Карман, в котором…
Бывают карманы среднего размера, бывают карманы большие, предназначенные для путешествий, и туда влезают и красный томик Бедекера, и морской бинокль, и термос. Но где видано, чтоб в одном кармане, хотя бы даже длинной до пят кавалерийской шинели, могли уместиться дивизии, корпуса, артиллерийские склады, могла уместиться Россия?
— Да-да, вся Россия. — Серые глаза тускнеют и стынут.
Вся Россия. О, как протянулась она от моря до моря! Шесть, шесть лет строилась она, шесть лет исходила кровью, слезами, хоронила своих и чужих, плакала женскими, детскими, стариковскими слезами, тряслась по ухабам, неслась по сугробам, вязла в болотах, терзалась тифом, холерой, голодала, мерзла, коростой обрастала, вшам тело свое отдавала, — и мчались киргизские, бурятские лошаденки, пыхтели грузовики, тарахтели тачанки, вскидывали винтовки латыши, костромские мужички, замкнутые финны, скуластые китайцы, земля трещала по швам, пылали в зареве города, матери искали детей, отец на сына шел, сын отца убивал, дети по проселочным дорогам трупиками громоздились, — и полз кусок земли к куску земли, чтоб связаться в одно, чтоб обернуться одной землей: встать, востать одной землей, в одном устремлении.
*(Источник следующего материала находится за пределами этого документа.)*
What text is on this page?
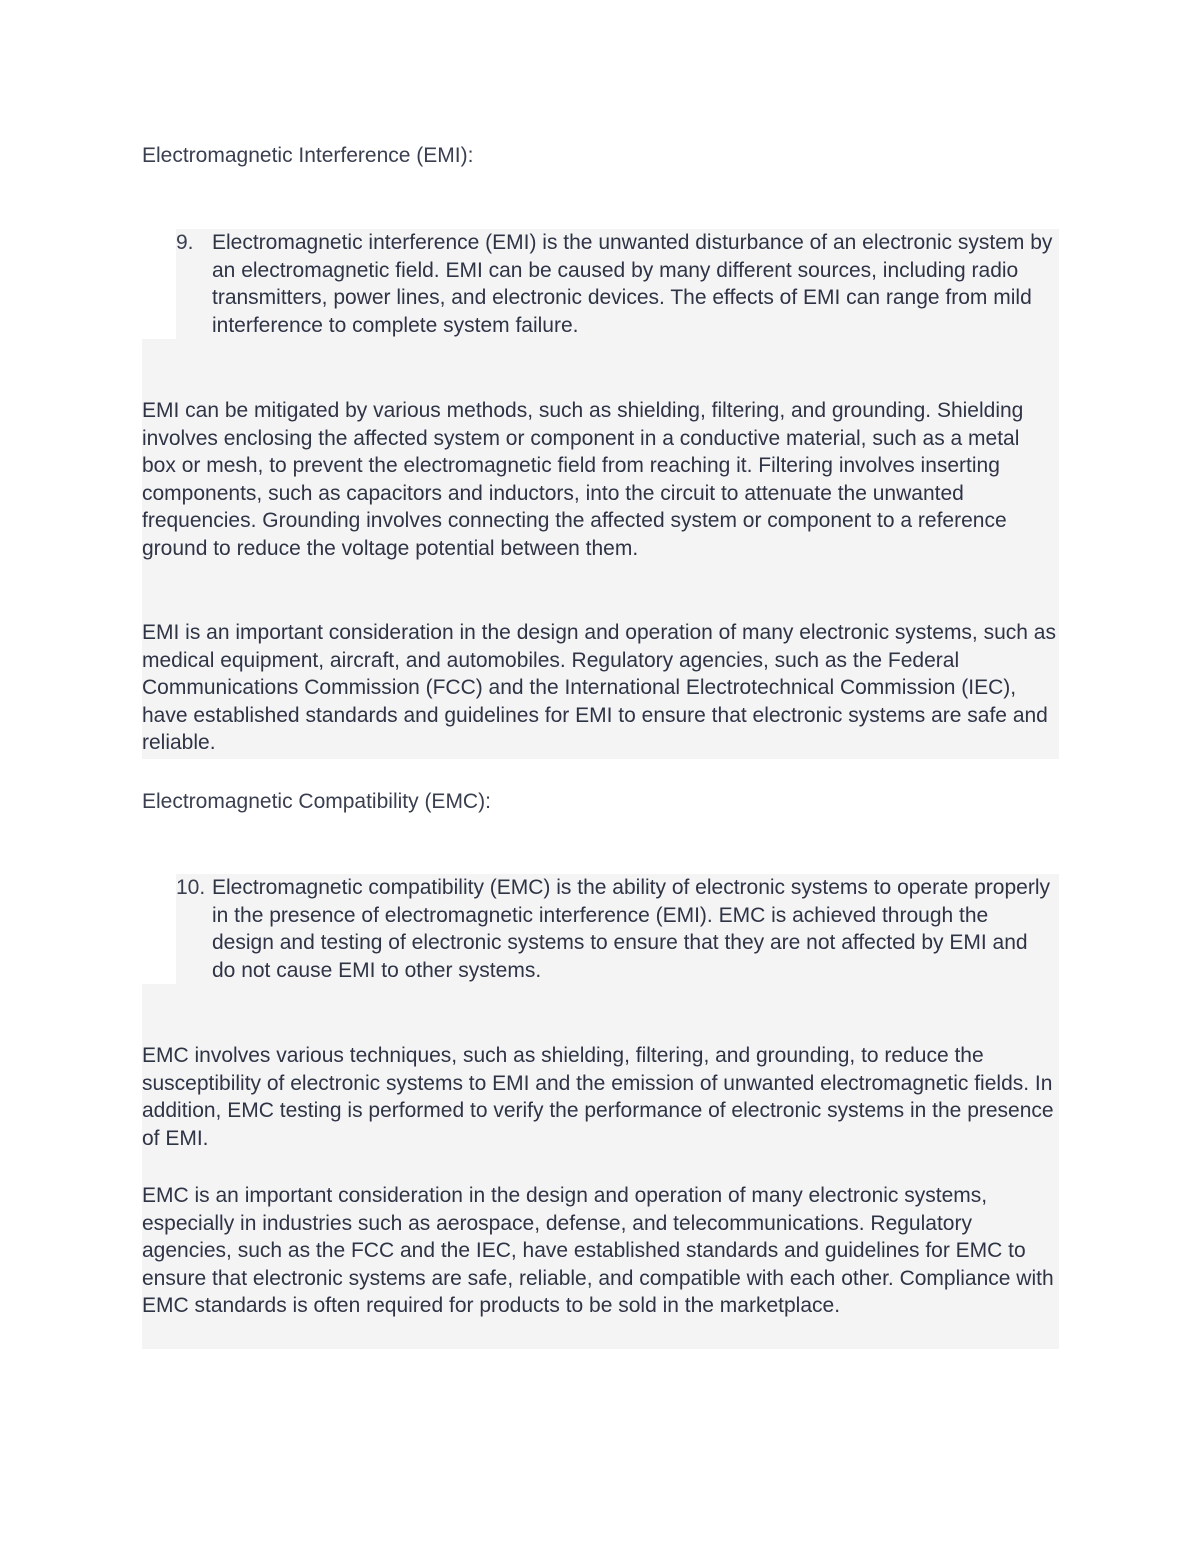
Electromagnetic Interference (EMI):
9. Electromagnetic interference (EMI) is the unwanted disturbance of an electronic system by an electromagnetic field. EMI can be caused by many different sources, including radio transmitters, power lines, and electronic devices. The effects of EMI can range from mild interference to complete system failure.

EMI can be mitigated by various methods, such as shielding, filtering, and grounding. Shielding involves enclosing the affected system or component in a conductive material, such as a metal box or mesh, to prevent the electromagnetic field from reaching it. Filtering involves inserting components, such as capacitors and inductors, into the circuit to attenuate the unwanted frequencies. Grounding involves connecting the affected system or component to a reference ground to reduce the voltage potential between them.

EMI is an important consideration in the design and operation of many electronic systems, such as medical equipment, aircraft, and automobiles. Regulatory agencies, such as the Federal Communications Commission (FCC) and the International Electrotechnical Commission (IEC), have established standards and guidelines for EMI to ensure that electronic systems are safe and reliable.

Electromagnetic Compatibility (EMC):
10. Electromagnetic compatibility (EMC) is the ability of electronic systems to operate properly in the presence of electromagnetic interference (EMI). EMC is achieved through the design and testing of electronic systems to ensure that they are not affected by EMI and do not cause EMI to other systems.

EMC involves various techniques, such as shielding, filtering, and grounding, to reduce the susceptibility of electronic systems to EMI and the emission of unwanted electromagnetic fields. In addition, EMC testing is performed to verify the performance of electronic systems in the presence of EMI.

EMC is an important consideration in the design and operation of many electronic systems, especially in industries such as aerospace, defense, and telecommunications. Regulatory agencies, such as the FCC and the IEC, have established standards and guidelines for EMC to ensure that electronic systems are safe, reliable, and compatible with each other. Compliance with EMC standards is often required for products to be sold in the marketplace.
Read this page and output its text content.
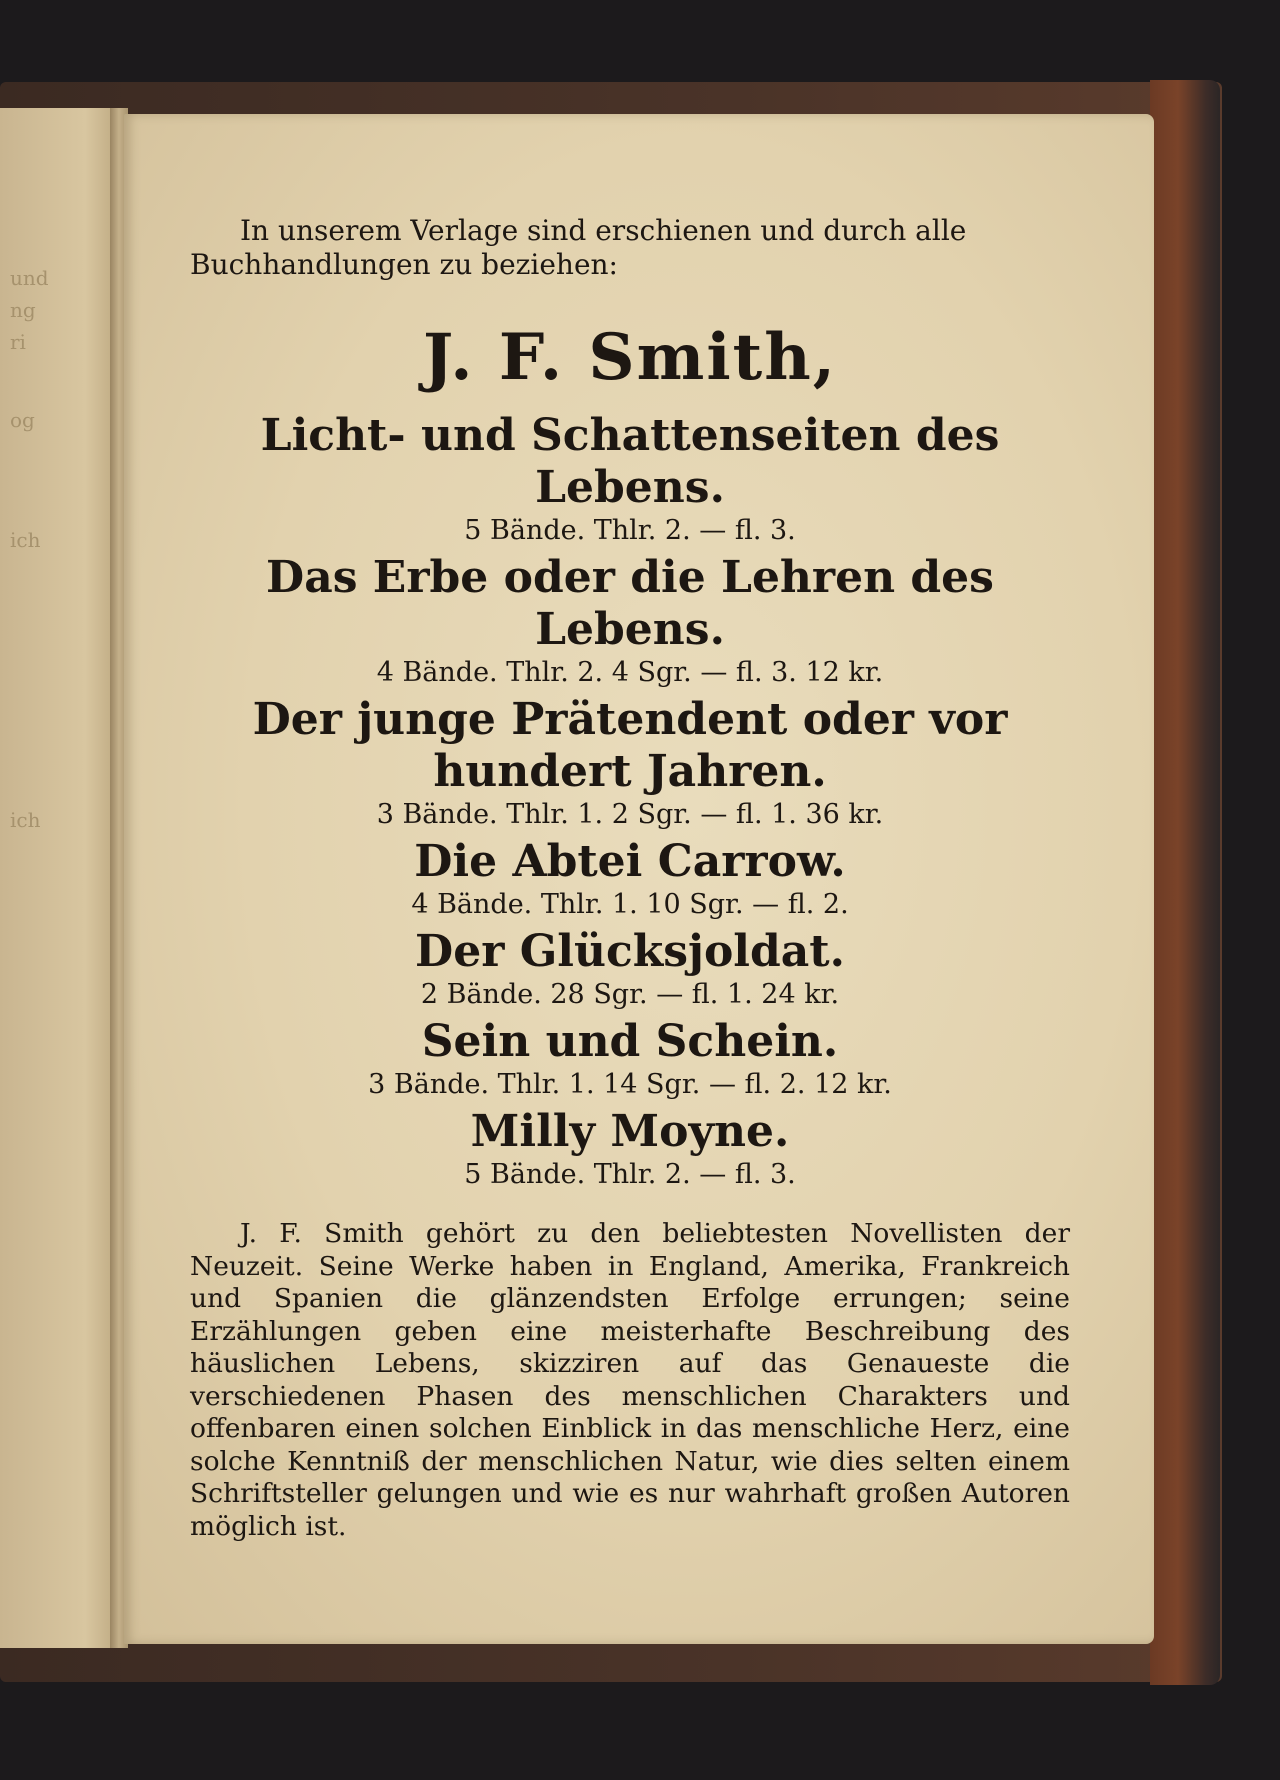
und
ng
ri
og
ich
ich

In unserem Verlage sind erschienen und durch alle Buchhandlungen zu beziehen:

J. F. Smith,

Licht- und Schattenseiten des Lebens.

5 Bände. Thlr. 2. — fl. 3.

Das Erbe oder die Lehren des Lebens.

4 Bände. Thlr. 2. 4 Sgr. — fl. 3. 12 kr.

Der junge Prätendent oder vor hundert Jahren.

3 Bände. Thlr. 1. 2 Sgr. — fl. 1. 36 kr.

Die Abtei Carrow.

4 Bände. Thlr. 1. 10 Sgr. — fl. 2.

Der Glücksjoldat.

2 Bände. 28 Sgr. — fl. 1. 24 kr.

Sein und Schein.

3 Bände. Thlr. 1. 14 Sgr. — fl. 2. 12 kr.

Milly Moyne.

5 Bände. Thlr. 2. — fl. 3.

J. F. Smith gehört zu den beliebtesten Novellisten der Neuzeit. Seine Werke haben in England, Amerika, Frankreich und Spanien die glänzendsten Erfolge errungen; seine Erzählungen geben eine meisterhafte Beschreibung des häuslichen Lebens, skizziren auf das Genaueste die verschiedenen Phasen des menschlichen Charakters und offenbaren einen solchen Einblick in das menschliche Herz, eine solche Kenntniß der menschlichen Natur, wie dies selten einem Schriftsteller gelungen und wie es nur wahrhaft großen Autoren möglich ist.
— Да-да… Вся Россия в одном кармане. — Серым глазам трудно глядеть на зелень Тверского бульвара, серым глазам больно.
И вот: из одного большого кармана вынуть все и все отдать, распять, растоптать.
Стучит и бьется такое маленькое, такое крохотное человеческое сердце:
— Вся Россия. Да-да.
Из кармана потянутся города, села, тысячи живых жизней, — и снова, и снова побегут языки огня, снова дымом, копотью, гарью изойдет земля, и опять по русским дорогам поползут танки тысячегорлые, пушки, и вновь от края до края завьются, понесутся, закружатся лязг, свист, топот, гиканье.
— Вся… вся…
Бывают карманы среднего размера, бывают и большие, предназначенные для долгих и длинных путешествий, и тогда влезают туда толстые тетради для записей, грелки, дорожные аптечки, а вот есть карман, куда влезает страна — целиком, вся — и вся из кармана переходит…
Желтые гетры рванулись от скамейки, желтые гетры долго, долго чертили бульварное кольцо.
В этот вечер они прорезали всю Москву.
И в этот вечер серые глаза окончательно потускнели.
Его ночь.
А ночью из окна гостиницы сказали серые глаза Тверской улице, сказали бедному московскому фонарю, так непохожему на ночные фонари Елисейских Полей, и ночному московскому небу:
— Не могу больше.
Сказали молча, без слов, — и не знали они: часы ли проходят или минуты, вот тут у подоконника, под шум весеннего дождя.
Страшно, когда в весеннюю ночь плачет крепкий, широкоплечий мужчина. Тогда каждая слеза, как раскаленное олово: прожигает насквозь; тогда уже — после нет человеку места на земле, нет ему отдыха и сна.
На ночном столике доллары из правого отделения желтого бумажника шепнули фунтам в левом:
— Он невменяем!
— О, эти русские! — саркастически скривились фунты, оправляя белоснежные манжеты, сдувая пыль с лакированных туфель.
И случайно уцелевшая стофранковая бумажка простерла к потолку бумажника свои бумажные, в водяных знаках, руки:
— O, mon dieu! (о, мой бог!)
А желтые ботинки в негодовании зарылись острыми носками в старый выцветший ковер, и гетры в возмущении надулись, лихорадочно застегиваясь на все застежки, — бежать и бежать из этой проклятой больной страны, где джентльмены вдруг истерически каются, где джентльмены забывают о своем джентльменском долге.
Мокла Тверская, от подоконника не отрывался человек, — человек, ставший комочком.
Мокнут сейчас от Москвы до Архангельска русские поля, — и когда утром запрыгают грачи, и по всей земле русской потянутся струйками дымки над избами, на углу Кузнецкого и Петровки два человека обменяются взглядом быстрым и точным, ибо нужна быстрота и точность, ибо и тракторы работают быстро и превосходно — столь прекрасно, что у московского видного деятеля душа замирает от восхищения, и некогда взглянуть поверх желтых гетр и перчаток в глаза собеседника, в глаза человека.